In news your 8-year-old kid probably knew about weeks ago somehow, a new Minecraft rip-off is available to play online. In a surprising twist on the genre, every frame in this one is entirely generated by artificial intelligence (AI).
The game, Oasis, lets players explore a 3D world filled with square blocks, mine resources, and craft items, just like the ridiculously popular Minecraft. It’s a little surreal to play, with distant landscapes morphing into other shapes and sizes as you approach.
But underneath the hood, the game is quite different from any other you have played. It lets you choose from a host of starting environments, as well as the option to upload your own image to be used as a starting scene. However, the player’s actions and movements soon change the environment around you.
“You’re about to enter a first-of-its-kind video model, a game engine trained by millions of gameplay hours,” the game’s creators, Decart and Etched, explain as you enter. “Every step you take will shape the environment around you in real time.”
“The model learned to allow users to move around, jump, pick up items, break blocks, and more, all by watching gameplay directly,” the team explained in a statement. “We view Oasis as the first step in our research towards foundational models that simulate more complex interactive worlds, thereby replacing the classic game engine for a future driven by AI.”
There are all sorts of weird quirks to the game, a result of everything being generated frame-by-frame, and being trained on real gameplay. Items will randomly pop up in your inventory, as the game tries to match what Minecraft players would have in their inventory in similar environments. The landscape warps and changes as you look away from it, with the entire world feeling like it is simulating what it’s like not to have object permanence yet.
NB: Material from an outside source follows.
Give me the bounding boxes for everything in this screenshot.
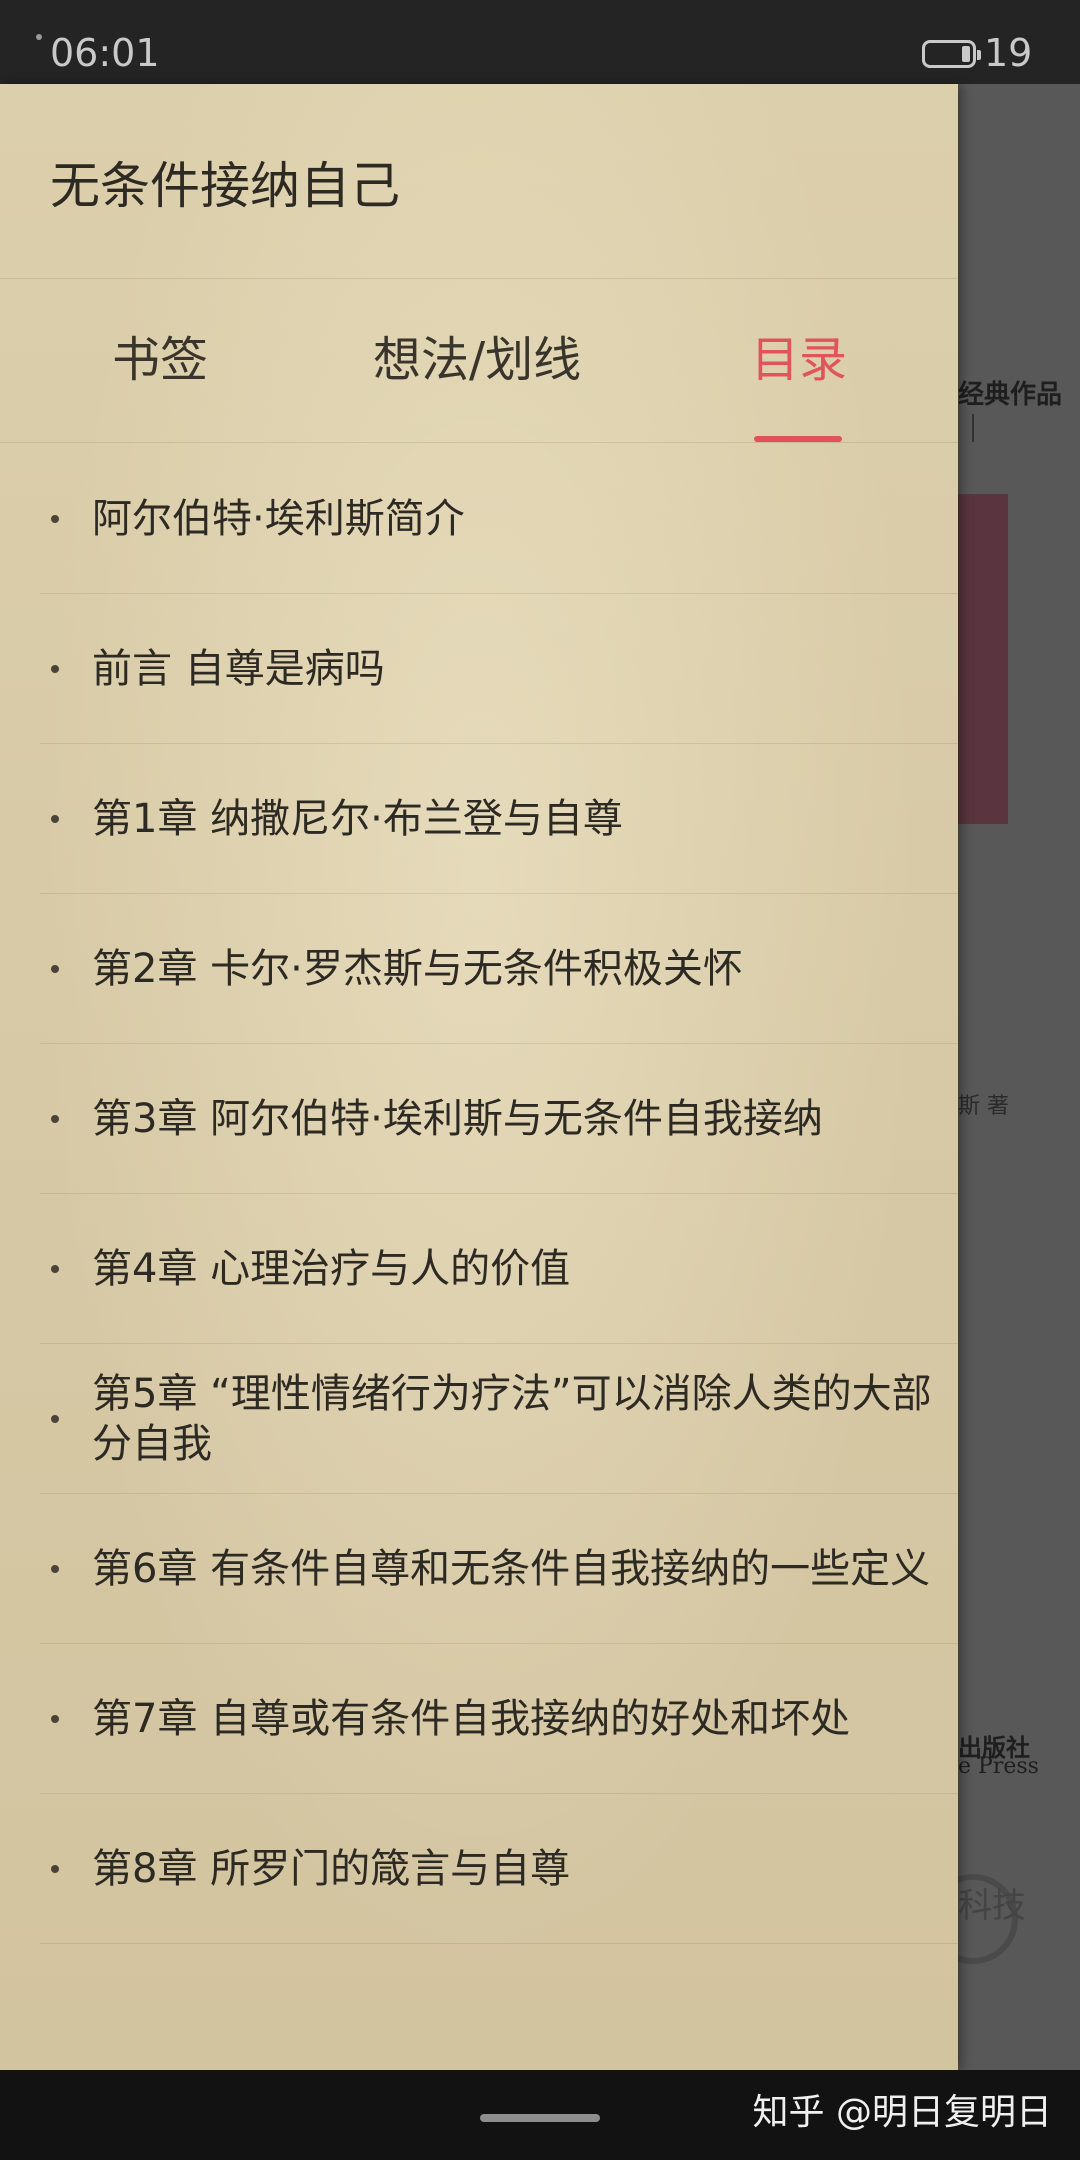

For a game concept that revolves around building permanent structures, this isn’t ideal, and we doubt anyone would play it for fun rather than out of curiosity. AI is not replacing video game developers any time soon.
However, as a curiosity, it is pretty interesting.
“In essence, diffusion models learn to reverse the iterative process which adds Gaussian noise to the input and thereby enable generating new samples given noise,” the team explained. “This approach can be extended towards video generation by adding additional temporal layers to the model architecture that receive a context consisting of the previous frames that were generated (e.g., in an autoregressive fashion).”
The team has high hopes that AI generation could “revolutionize” games, enabling more interaction between gamer and the game they are playing.
“Simply imagine a world where this integration is so tight that foundation models may even augment modern entertainment platforms by generating content on the fly according to the user preferences,” the team says, “or perhaps a gaming experience that provides new possibilities for the user interaction such as textual and audio prompts guiding the gameplay (e.g., ‘imagine that there is a pink elephant chasing me down’).”
Whether gamers want this or well-made, human-designed video games, remains to be seen. You can play the game for yourself here, though be warned, you may have to join the queue.